I’m so sorry Ma’am. We did all we could do. I’m afraid she’s gone.” She fell into the arms of the other woman and I turned and walked away. As I did so, I was stunned to see two, solemn looking Suffolk County police officers stationed near the dog. I learned later on that the older, gray haired woman called them while I was doing CPR on the dog.

Hey, what happened?” One of the cops asked. I told him about the cat, the fence and her collar hanging up. It was the man’s yard, the woman’s neighbor who found Katie dangling there and took her down. He called the dog’s owner and told her what happened and she ran over, screaming, with her broom still in her hand. That’s where Dave and me came into the picture.

You’re a better man than me, doing CPR on a dog,” said the other officer. I eyed at him to see if he was being sarcastic. But, he wasn’t. He looked down at Katie’s body and shook his head. There was to be no investigation. No crime scene. There would be no notifications made to any other agency. The officers weren’t even required to write a field report. It was a dead dog. They could call in the job to the dispatcher and go to lunch. In the background, a woman could be heard wailing.

Back at Dave and Debbie’s house, my wife and her friend waited by the door.

What happened to you?” My wife looked frantic.
It wasn’t good,” said Dave.

Oh my God. Go, go the bathroom and look at yourself in the mirror.” My wife put her hand over her mouth as I walked past her. I had no idea what she was talking about, but I was too dazed to argue. I could hear Dave tell them what happened as I walked into the bathroom and turned on the light.

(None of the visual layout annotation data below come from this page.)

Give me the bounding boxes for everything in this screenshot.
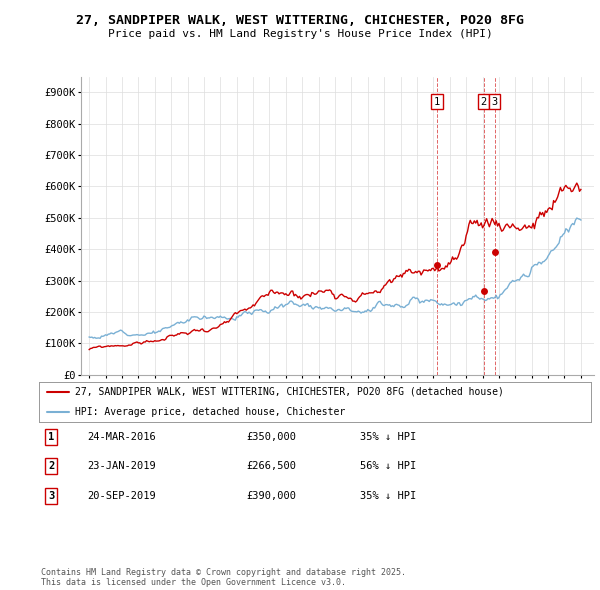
Text: Contains HM Land Registry data © Crown copyright and database right 2025.
This d: Contains HM Land Registry data © Crown c…: [41, 568, 406, 587]
Text: 2: 2: [481, 97, 487, 107]
Text: Price paid vs. HM Land Registry's House Price Index (HPI): Price paid vs. HM Land Registry's House …: [107, 29, 493, 38]
Text: 23-JAN-2019: 23-JAN-2019: [87, 461, 156, 471]
Text: 1: 1: [48, 432, 54, 441]
Text: 3: 3: [48, 491, 54, 500]
Text: 24-MAR-2016: 24-MAR-2016: [87, 432, 156, 441]
Text: 1: 1: [434, 97, 440, 107]
Text: 27, SANDPIPER WALK, WEST WITTERING, CHICHESTER, PO20 8FG (detached house): 27, SANDPIPER WALK, WEST WITTERING, CHIC…: [75, 387, 504, 396]
Text: £390,000: £390,000: [246, 491, 296, 500]
Text: £350,000: £350,000: [246, 432, 296, 441]
Text: 27, SANDPIPER WALK, WEST WITTERING, CHICHESTER, PO20 8FG: 27, SANDPIPER WALK, WEST WITTERING, CHIC…: [76, 14, 524, 27]
Text: £266,500: £266,500: [246, 461, 296, 471]
Text: 20-SEP-2019: 20-SEP-2019: [87, 491, 156, 500]
Text: HPI: Average price, detached house, Chichester: HPI: Average price, detached house, Chic…: [75, 407, 345, 417]
Text: 2: 2: [48, 461, 54, 471]
Text: 35% ↓ HPI: 35% ↓ HPI: [360, 491, 416, 500]
Text: 3: 3: [491, 97, 497, 107]
Text: 35% ↓ HPI: 35% ↓ HPI: [360, 432, 416, 441]
Text: 56% ↓ HPI: 56% ↓ HPI: [360, 461, 416, 471]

The whites of my eyes were filled red dots, as well as my face, which was covered with them. I looked like I was beaten with a sack of quarters. All I could think about was I had to report to work the next day and explain my complexion to my superiors and tell the story of how I performed CPR on a dead dog. I was in for a lot of teasing, and I’d be dishonest if I didn’t regret doing what I did at that moment as I gazed at my startling appearance in the mirror.

I never saw that woman again, as much as we still visit Dave and Debbie. Yet, every once in a while, such as when the kids tug at my wife and I for a puppy, I see Katie.